Apesar de muçulmanos, defendem um Estado secular e têm apoio de líderes locais, que firmaram um abaixo-assinado no mês passado.

"É a primeira vez que eles tomam o controle das três cidades. É a revolta mais bem-sucedida. São homens treinados, lutando contra um Exército incompetente e um governo corrupto, que acabou de ser deposto por militares", disse Keenan.

O país vive uma crise. Em 22 de março, militares derrubaram o presidente eleito Amadou Toumani Touré. A maior queixa do Exército foi justamente a falta de armas para enfrentar os tuaregues.

Antes, o Mali era retratado no Ocidente como exemplo de Estado democrático na África. Uma meia-verdade. "O país é um narco-Estado. A elite política corrupta está diretamente envolvida com o tráfico de drogas [cocaína da Colômbia escoada para a Europa]", afirma Keenan.

Outro complicador são os grupos extremistas islâmicos na região: a Al Qaeda do Magreb Islâmico (AQMI) e o Ansar Din. O MNLA se opõe aos dois e pode expulsá-los do norte.
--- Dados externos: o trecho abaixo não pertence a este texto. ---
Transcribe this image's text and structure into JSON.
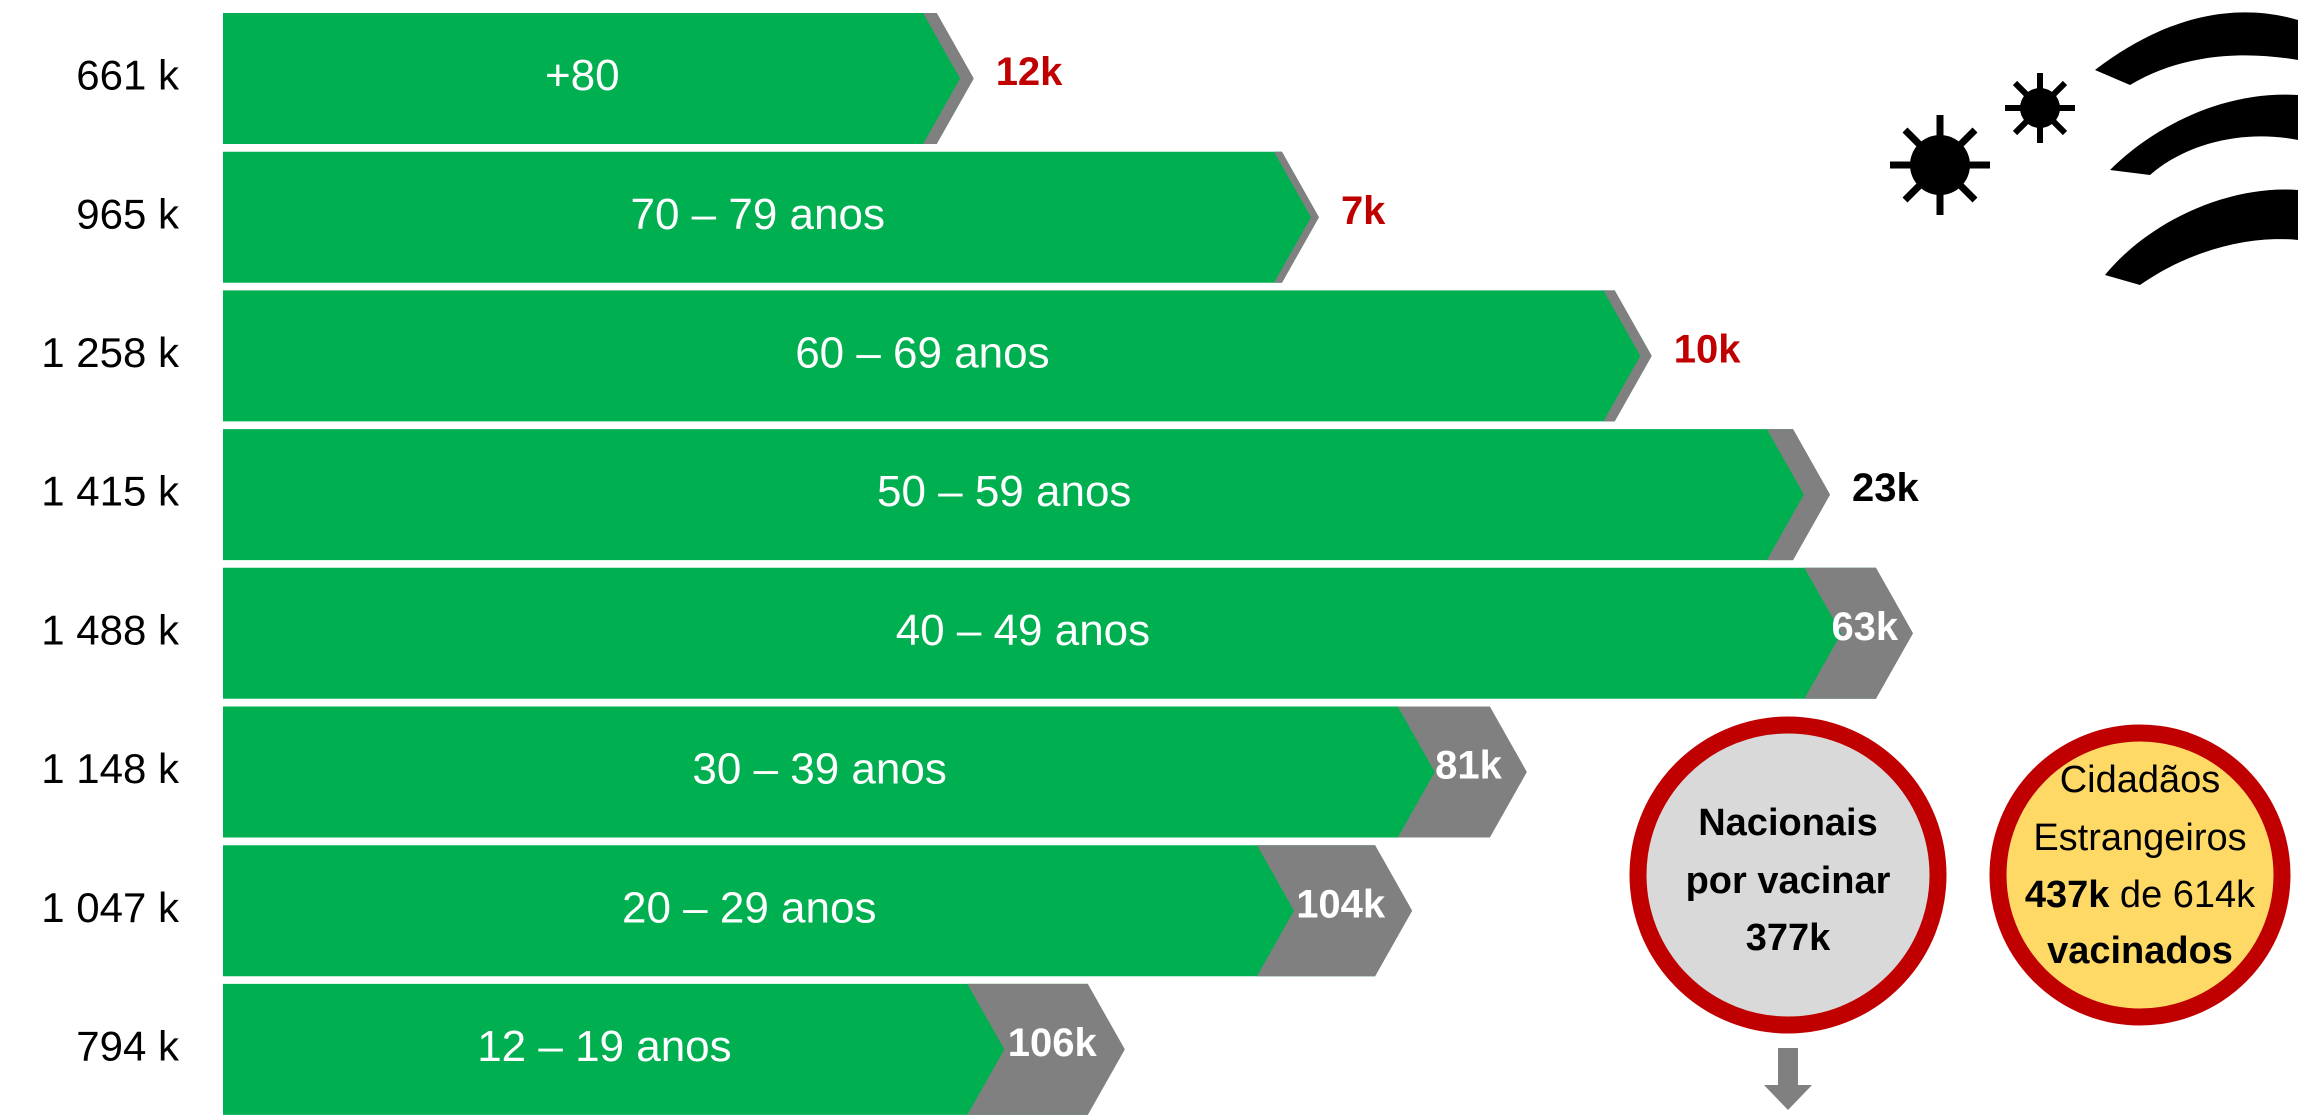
{
  "chart_data": {
    "type": "bar",
    "orientation": "horizontal",
    "categories": [
      "+80",
      "70 – 79 anos",
      "60 – 69 anos",
      "50 – 59 anos",
      "40 – 49 anos",
      "30 – 39 anos",
      "20 – 29 anos",
      "12 – 19 anos"
    ],
    "series": [
      {
        "color": "#00b050",
        "values": [
          661,
          965,
          1258,
          1415,
          1488,
          1148,
          1047,
          794
        ],
        "value_labels": [
          "661 k",
          "965 k",
          "1 258 k",
          "1 415 k",
          "1 488 k",
          "1 148 k",
          "1 047 k",
          "794 k"
        ]
      },
      {
        "color": "#808080",
        "values": [
          12,
          7,
          10,
          23,
          63,
          81,
          104,
          106
        ],
        "value_labels": [
          "12k",
          "7k",
          "10k",
          "23k",
          "63k",
          "81k",
          "104k",
          "106k"
        ],
        "value_label_colors": [
          "#c00000",
          "#c00000",
          "#c00000",
          "#000000",
          "#ffffff",
          "#ffffff",
          "#ffffff",
          "#ffffff"
        ]
      }
    ],
    "annotations": {
      "nacionais": {
        "line1": "Nacionais",
        "line2": "por vacinar",
        "line3": "377k"
      },
      "estrangeiros": {
        "line1": "Cidadãos",
        "line2": "Estrangeiros",
        "line3_bold": "437k",
        "line3_rest": " de 614k",
        "line4": "vacinados"
      }
    }
  }
}
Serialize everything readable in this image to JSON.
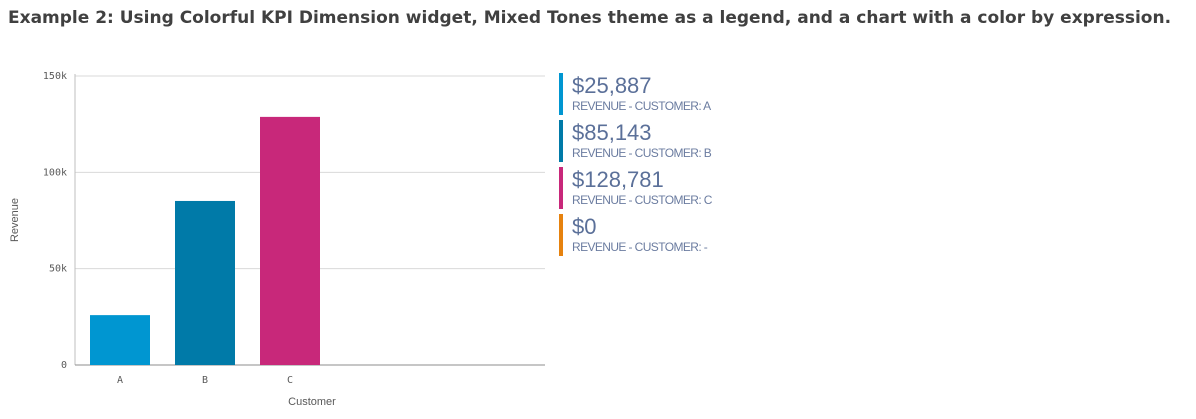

Ontem, porém, o MNLA anunciou um cessar-fogo e declarou "a liberação completa de Azawad".

A situação ganha contornos de crise humanitária. Segundo a ONU, mais de 200 mil já fugiram do Mali. Os países vizinhos fecharam as fronteiras e anunciaram sanções para pressionar os militares. O bloco do oeste da África (Cedeao) ativou forças e discute uma intervenção.

O Itamaraty estima em 35 os brasileiros residentes no Mali, diz que alguns deixaram o país após alerta e todos estão em segurança.